Contract Number: FA8649-21-P-1633
Start Date: 9/2/2021    Completed: 12/2/2022
Phase II year
2021
Phase II Amount
$748,727
Commercial eVTOL aircraft are emerging for use in urban environments that assume well prepared landing sites and extensive backup power systems that ensure soft landings. Such designs do not consider defense-specific missions where landing terrains may be mobile or unprepared. Additionally, they do not consider emergency scenarios where hard impact landings may be inevitable. In order for these aircraft to successfully transition to USAF missions, they will need to land on unprepared surfaces and even mobile platforms, such as ship decks, and offer hard impact attenuation.
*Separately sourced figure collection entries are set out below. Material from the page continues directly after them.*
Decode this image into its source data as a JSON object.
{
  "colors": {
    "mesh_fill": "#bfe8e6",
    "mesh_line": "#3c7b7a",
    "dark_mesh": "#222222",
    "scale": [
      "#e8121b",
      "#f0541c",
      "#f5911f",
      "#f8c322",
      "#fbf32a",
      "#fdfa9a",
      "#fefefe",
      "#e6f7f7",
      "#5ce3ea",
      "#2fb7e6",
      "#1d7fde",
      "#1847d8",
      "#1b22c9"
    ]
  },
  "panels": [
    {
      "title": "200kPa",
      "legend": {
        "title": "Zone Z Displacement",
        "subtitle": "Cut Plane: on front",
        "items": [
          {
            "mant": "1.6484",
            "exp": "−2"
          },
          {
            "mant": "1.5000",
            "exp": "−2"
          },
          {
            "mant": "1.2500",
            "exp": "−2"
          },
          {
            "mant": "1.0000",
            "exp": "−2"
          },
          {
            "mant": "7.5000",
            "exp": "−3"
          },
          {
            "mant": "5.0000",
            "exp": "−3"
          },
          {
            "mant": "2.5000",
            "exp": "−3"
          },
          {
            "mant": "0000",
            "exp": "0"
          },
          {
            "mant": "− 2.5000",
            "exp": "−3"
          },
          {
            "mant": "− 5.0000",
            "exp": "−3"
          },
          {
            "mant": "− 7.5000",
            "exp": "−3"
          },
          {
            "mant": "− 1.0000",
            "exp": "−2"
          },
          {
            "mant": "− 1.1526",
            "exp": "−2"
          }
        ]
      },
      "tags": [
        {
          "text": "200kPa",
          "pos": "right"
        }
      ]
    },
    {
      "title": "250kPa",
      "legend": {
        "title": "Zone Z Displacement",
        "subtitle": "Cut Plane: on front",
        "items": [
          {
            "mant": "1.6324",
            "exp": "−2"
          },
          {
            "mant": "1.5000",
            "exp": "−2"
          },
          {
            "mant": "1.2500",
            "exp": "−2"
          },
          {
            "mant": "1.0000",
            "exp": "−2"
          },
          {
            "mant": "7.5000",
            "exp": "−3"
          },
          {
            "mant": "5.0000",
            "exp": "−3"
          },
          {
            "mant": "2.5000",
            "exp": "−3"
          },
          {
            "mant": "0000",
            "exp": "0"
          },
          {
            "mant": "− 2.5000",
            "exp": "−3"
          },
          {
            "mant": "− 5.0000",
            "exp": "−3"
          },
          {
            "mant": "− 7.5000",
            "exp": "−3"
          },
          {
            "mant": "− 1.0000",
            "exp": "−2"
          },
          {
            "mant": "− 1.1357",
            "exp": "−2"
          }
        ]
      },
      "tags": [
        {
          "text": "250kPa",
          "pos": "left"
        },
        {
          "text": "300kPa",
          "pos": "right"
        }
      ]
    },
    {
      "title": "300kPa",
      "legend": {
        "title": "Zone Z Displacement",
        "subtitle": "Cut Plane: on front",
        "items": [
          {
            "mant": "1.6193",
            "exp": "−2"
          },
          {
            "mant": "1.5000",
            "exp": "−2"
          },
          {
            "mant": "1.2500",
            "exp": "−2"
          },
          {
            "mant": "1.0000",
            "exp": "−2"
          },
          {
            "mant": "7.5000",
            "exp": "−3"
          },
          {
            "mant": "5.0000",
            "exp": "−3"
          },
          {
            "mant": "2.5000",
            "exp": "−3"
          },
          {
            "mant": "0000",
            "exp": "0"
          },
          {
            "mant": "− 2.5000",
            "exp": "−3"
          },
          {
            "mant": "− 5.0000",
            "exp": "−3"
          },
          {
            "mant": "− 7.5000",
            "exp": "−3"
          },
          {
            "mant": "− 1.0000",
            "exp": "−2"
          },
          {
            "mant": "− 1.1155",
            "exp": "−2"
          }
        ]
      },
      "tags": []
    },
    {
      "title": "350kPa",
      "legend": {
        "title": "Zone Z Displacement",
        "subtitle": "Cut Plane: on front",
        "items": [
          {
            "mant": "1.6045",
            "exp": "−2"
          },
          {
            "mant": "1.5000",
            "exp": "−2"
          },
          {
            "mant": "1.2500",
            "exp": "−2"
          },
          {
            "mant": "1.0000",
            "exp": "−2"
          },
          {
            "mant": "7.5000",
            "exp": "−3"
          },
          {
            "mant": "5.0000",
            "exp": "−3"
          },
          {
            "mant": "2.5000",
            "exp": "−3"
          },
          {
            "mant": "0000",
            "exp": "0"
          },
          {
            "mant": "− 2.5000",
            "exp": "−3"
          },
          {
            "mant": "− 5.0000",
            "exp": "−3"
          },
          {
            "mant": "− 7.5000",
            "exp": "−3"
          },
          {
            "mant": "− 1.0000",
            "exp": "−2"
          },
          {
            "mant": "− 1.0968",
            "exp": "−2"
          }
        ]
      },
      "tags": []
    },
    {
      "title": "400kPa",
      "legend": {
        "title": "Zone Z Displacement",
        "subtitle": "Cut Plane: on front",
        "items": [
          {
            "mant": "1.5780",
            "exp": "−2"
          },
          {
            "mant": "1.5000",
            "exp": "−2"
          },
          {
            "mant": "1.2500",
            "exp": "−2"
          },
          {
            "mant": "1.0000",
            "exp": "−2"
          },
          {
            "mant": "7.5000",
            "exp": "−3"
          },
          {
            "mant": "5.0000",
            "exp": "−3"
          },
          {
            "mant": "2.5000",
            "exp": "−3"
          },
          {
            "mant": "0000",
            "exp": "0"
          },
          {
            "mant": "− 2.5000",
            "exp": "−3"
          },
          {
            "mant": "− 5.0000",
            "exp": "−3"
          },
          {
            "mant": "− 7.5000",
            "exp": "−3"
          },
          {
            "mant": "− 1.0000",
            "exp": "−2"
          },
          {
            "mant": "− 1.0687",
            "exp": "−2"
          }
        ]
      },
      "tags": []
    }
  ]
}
Earthly Dynamics and Research Institute Georgia Tech propose studied Robotic Landing Gear for Group 4 eVTOL platforms that will meet the future needs of the USAF. During the customer discovery, Earthly Dynamics discovered that AFSOC had a defense mission need for RLG on ISR VTOL UAS in Groups 2-5. Together, AFSOC and Earthly Dynamics defined a Phase II solution trial to design, build, and flight test a Robotic Landing Gear design that is feasible for Group 4 onto a Group 2 UAS. Earthly Dynamics proposes to completely design the system using in-house and commercial digital engineering tools, then complete indoor validation tests of the system, and conclude the solution trial with a flight demonstration. This Phase II will see the TRL level for the Group 4 RLG mechanisms advance from TRL 3/4 to TRL 7 on Group 2 UAS. The proposed Phase II effort will be the first step to transitioning Robotic Landing Gear from Academia to a Commercial solution as EDC scales the systems from Group 2 UAS to large manned and unmanned aircraft – such as eVTOL platforms.